The appellant claims error in the refusal to admit Espinoza’s unsworn statement to the effect that Pina had nothing to do with the theft of the whiskey. This statement, of course, is hearsay and the only question to be decided by this court is whether it comes under an exception to the hearsay rule. Appellant relies upon Deike v. Great Atlantic Pacific Tea Company, 3 Ariz. App. 430, 415 P.2d 145 (1966), in which decision Judge Stevens very ably discusses the requirements for such a statement to fall within an exception to the hearsay rule:

“The fundamental rationale of the admission of a declaration against interest, on the part of a third person, is that under the particular circumstances the statement is trustworthy, that is, that safeguards reasonably equivalent to an oath and the test of cross-examination exists. Wigmore § 1457. According to Wigmore in § 1457:
`The basis of the Exception is the principle of experience that a statement asserting a fact distinctly against one’s interest is unlikely to be deliberately false or heedlessly incorrect, and is thus sufficiently sanctioned, though oath and cross-examinations are wanting.’
This requirement has been termed a `circumstantial probability of trustworthiness’ by Wigmore. Courts have been almost unanimous in stating that only a pecuniary or proprietary interest in the declarant will suffice for this exception. * * * On principle, the exception for declarations against interest would admit declarations contrary to any kind of interest of sufficient importance to a declarant to promote his telling the truth. Penal interest is certainly as important to a person as pecuniary or proprietary interest and would appear to be an equal stimuli to telling the truth or a deterrent to false statements. * * * While the prevailing rule limits admissibility to declarations against pecuniary or propriety interest we subscribe to the holdings in a minority of jurisdictions, that a declaration against penal interest is no less trustworthy.
However, in the present case we are unable to find sufficient circumstantial probability of trustworthiness surrounding [witness’s] declaration to justify its admission in evidence as a declaration against interest.
* * * Nor is the statement attempted to be introduced to the prejudice of the declarant or declarant’s interest. Plaintiff offered [witness’s] declaration as proof of the appellant’s civil liability. This Court has been unable to find authority for the proposition, argued by appellee, that a third party’s declaration criminally implicating another person is admissible against that other person in a civil action as a declaration against interest.

Page 250

* * *” 3 Ariz. App. at 432-433, 415 P.2d at 147-148.

In the case before us, Espinoza had already plead guilty, and we find that the necessary elements to bring this case within the exception are not present. Appellant relies upon Cameron v.
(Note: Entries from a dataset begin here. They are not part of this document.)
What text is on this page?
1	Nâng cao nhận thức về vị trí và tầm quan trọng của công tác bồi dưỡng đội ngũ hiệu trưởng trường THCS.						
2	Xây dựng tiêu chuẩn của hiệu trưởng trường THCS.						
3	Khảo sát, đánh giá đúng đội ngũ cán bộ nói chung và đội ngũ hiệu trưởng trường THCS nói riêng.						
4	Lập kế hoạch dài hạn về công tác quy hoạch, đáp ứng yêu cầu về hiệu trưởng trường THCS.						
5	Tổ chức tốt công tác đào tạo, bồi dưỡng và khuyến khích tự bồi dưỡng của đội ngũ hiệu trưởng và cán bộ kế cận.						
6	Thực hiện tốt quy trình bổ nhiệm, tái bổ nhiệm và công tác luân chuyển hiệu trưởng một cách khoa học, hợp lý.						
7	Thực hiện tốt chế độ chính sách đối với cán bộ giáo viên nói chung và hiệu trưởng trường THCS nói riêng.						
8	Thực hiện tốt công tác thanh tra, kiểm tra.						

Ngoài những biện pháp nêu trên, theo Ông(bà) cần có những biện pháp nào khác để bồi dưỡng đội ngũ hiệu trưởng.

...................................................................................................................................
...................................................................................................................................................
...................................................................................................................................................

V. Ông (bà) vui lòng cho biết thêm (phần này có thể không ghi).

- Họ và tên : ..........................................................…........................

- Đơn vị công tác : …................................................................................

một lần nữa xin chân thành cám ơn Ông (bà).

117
State, 153 Tex.Crim. 29, 217 S.W.2d 23 (1949), in which the court refused a written statement of another person for the following reason:

“The rule controlling appears to be that the declarations of a third party admitting his guilt of the crime for which the accused is upon trial are admissible when the State is relying solely upon circumstantial evidence, when the guilt of such party is inconsistent with the guilt of the accused, and when the facts show that such party was so situated that he might have committed the crime. * * *” 217 S.W.2d at 24.

The next point claimed as error is the failure of the court to instruct the jury on circumstantial evidence. This point is raised for the first time on appeal. Appellant relies upon State v. Tigue, 95 Ariz. 45, 386 P.2d 402 (1963). It is true that the refusal of a circumstantial evidence instruction may be error, and it is also true that it is the duty of the trial court to instruct upon the subject of circumstantial evidence where the State’s proof consists solely of circumstantial evidence. However, as stated in Tigue, supra, and in State v. Daymus, 90 Ariz. 294, 367 P.2d 647 (1961), this rule applies only where the prosecution must rely solely on circumstantial evidence to convict. In the case before us, there is ample direct evidence upon which the defendant could have been found guilty by the jury.

For the reasons stated, judgment is affirmed.

HOWARD, C.J., and HATHAWAY, J., concur.

NOTE: This cause was decided by the Judges of Division Two as authorized by A.R.S. § 12-120, subsec. E.